High-performance Computing to Simulate Large-scale Industrial Flows in Multistage Compressors

The aim of this study is to propose a computing method to obtain a detailed simulation of the unsteady flow that develops in multistage turbomachines. The three-dimensional unsteady Reynolds-averaged Navier-Stokes equations are solved using a structured multiblock decomposition method. Although this kind of flow solver is very popular in the turbomachine community nowadays, the complex block connectivities used in meshes of industrial configurations can be penalizing for parallel computing. The computing strategy implemented in a modern flow solver is investigated in this paper, with a particular interest in mesh partitioning, communications and load balancing.
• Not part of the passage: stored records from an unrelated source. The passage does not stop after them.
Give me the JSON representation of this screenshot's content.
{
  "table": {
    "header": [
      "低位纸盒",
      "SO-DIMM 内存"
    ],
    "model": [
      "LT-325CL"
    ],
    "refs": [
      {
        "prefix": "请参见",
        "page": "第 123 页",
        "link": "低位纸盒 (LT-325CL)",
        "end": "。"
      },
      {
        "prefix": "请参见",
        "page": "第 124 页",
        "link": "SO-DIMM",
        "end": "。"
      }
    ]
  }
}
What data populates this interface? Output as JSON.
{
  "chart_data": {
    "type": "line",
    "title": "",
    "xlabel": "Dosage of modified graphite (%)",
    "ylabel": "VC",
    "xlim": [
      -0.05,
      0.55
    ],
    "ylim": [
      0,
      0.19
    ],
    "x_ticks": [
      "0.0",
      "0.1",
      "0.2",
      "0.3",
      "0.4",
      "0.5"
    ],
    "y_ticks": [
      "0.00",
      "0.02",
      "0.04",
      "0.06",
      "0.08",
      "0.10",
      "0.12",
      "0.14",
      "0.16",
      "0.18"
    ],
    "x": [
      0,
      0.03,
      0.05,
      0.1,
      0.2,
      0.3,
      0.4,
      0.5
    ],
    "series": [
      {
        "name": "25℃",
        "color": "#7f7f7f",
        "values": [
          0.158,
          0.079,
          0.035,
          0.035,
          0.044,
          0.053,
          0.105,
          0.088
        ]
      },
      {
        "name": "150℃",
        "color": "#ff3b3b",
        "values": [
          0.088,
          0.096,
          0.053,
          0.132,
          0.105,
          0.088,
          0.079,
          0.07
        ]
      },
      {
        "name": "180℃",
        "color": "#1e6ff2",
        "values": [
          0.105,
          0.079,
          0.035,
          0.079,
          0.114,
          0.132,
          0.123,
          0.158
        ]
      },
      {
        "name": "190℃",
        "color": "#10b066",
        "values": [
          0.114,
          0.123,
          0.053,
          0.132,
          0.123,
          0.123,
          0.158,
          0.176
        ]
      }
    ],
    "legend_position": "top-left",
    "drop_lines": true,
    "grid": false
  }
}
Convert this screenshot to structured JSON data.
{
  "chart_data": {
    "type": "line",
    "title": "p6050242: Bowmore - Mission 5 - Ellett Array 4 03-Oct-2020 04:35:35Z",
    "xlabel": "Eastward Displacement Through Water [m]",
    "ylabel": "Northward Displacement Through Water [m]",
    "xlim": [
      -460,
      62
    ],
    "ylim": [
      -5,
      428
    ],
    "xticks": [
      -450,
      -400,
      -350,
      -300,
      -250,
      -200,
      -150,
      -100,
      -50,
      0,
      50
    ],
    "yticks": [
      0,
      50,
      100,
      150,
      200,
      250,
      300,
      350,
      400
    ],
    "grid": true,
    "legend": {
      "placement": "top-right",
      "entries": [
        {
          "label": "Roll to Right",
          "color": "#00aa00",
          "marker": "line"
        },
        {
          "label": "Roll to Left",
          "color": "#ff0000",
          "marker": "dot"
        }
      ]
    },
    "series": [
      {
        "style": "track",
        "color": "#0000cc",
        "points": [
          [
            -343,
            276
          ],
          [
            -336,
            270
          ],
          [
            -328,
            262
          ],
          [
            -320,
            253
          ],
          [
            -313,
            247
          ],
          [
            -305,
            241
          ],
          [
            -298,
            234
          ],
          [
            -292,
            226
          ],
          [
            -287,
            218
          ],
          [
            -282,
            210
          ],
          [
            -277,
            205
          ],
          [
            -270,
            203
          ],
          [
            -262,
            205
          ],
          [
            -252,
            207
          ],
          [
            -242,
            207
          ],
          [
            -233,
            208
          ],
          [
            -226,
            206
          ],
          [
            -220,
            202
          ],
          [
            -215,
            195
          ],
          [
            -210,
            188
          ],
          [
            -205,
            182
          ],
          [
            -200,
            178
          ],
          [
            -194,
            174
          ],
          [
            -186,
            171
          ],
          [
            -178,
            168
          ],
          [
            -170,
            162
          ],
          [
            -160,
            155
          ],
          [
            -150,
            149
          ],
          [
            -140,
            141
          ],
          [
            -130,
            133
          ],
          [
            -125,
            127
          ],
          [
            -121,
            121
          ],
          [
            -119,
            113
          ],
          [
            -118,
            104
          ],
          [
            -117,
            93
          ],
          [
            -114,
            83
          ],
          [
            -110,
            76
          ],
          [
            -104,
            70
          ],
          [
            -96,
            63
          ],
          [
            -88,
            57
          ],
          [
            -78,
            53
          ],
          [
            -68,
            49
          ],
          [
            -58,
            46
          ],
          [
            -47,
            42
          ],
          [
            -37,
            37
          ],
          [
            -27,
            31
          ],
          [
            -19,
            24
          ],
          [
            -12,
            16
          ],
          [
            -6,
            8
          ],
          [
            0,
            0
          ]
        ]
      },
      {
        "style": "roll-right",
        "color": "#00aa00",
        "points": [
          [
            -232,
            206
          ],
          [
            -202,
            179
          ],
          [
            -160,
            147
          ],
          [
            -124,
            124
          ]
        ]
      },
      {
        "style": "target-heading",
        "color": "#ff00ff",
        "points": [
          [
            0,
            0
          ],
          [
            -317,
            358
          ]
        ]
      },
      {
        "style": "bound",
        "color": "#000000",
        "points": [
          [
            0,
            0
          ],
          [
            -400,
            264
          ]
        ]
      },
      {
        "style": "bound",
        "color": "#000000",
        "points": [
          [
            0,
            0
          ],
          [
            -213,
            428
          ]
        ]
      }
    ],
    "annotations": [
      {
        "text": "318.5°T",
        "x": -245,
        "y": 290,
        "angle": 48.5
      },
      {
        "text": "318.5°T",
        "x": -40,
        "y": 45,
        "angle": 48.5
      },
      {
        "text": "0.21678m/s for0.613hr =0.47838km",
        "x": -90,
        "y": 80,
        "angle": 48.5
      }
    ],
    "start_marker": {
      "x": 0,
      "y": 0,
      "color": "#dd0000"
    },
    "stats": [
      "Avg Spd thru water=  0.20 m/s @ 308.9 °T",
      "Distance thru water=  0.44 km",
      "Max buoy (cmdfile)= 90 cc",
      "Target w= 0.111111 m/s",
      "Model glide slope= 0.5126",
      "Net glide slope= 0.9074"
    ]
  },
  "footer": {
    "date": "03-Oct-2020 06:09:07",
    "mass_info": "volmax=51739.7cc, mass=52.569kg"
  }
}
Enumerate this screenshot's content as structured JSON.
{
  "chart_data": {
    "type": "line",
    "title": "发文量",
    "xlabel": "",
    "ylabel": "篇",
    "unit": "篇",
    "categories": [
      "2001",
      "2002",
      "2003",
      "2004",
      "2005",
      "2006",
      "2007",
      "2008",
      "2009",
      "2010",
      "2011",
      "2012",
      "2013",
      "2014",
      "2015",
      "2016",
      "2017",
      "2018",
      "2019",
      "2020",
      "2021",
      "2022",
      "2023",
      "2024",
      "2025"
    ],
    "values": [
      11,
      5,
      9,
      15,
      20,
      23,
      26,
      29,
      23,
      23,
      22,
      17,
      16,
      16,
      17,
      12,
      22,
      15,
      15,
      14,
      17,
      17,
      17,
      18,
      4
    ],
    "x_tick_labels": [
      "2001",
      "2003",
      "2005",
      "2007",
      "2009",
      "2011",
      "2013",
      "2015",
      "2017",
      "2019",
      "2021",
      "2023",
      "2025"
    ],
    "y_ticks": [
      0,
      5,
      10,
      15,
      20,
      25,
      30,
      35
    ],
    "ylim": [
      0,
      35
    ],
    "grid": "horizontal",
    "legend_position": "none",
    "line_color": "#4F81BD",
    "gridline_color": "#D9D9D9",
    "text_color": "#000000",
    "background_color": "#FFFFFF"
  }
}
Advantages and drawbacks of different computing platforms are then discussed, ranging from vector supercomputers to massively scalar platforms. Comparisons are performed regarding criteria such as the elapsed time and the electrical power consumption. The results show that the use of a large number of computing cores (> 128) is heavily penalized by communications and load balancing errors, whereas computing performance with a moderate number of computing cores (< 128) is mainly driven by the peak power of the architecture. To help users estimate a priori the parallel performance of a task, a tool based on an extension of Amdahl's law is proposed, showing satisfying results when compared with observations. Finally, an unsteady flow simulation is performed in a complete three-stage compressor at the design operating point. While still far beyond industrial resources, this numerical flow simulation shows that potential breakthroughs in the design of compression systems can be expected.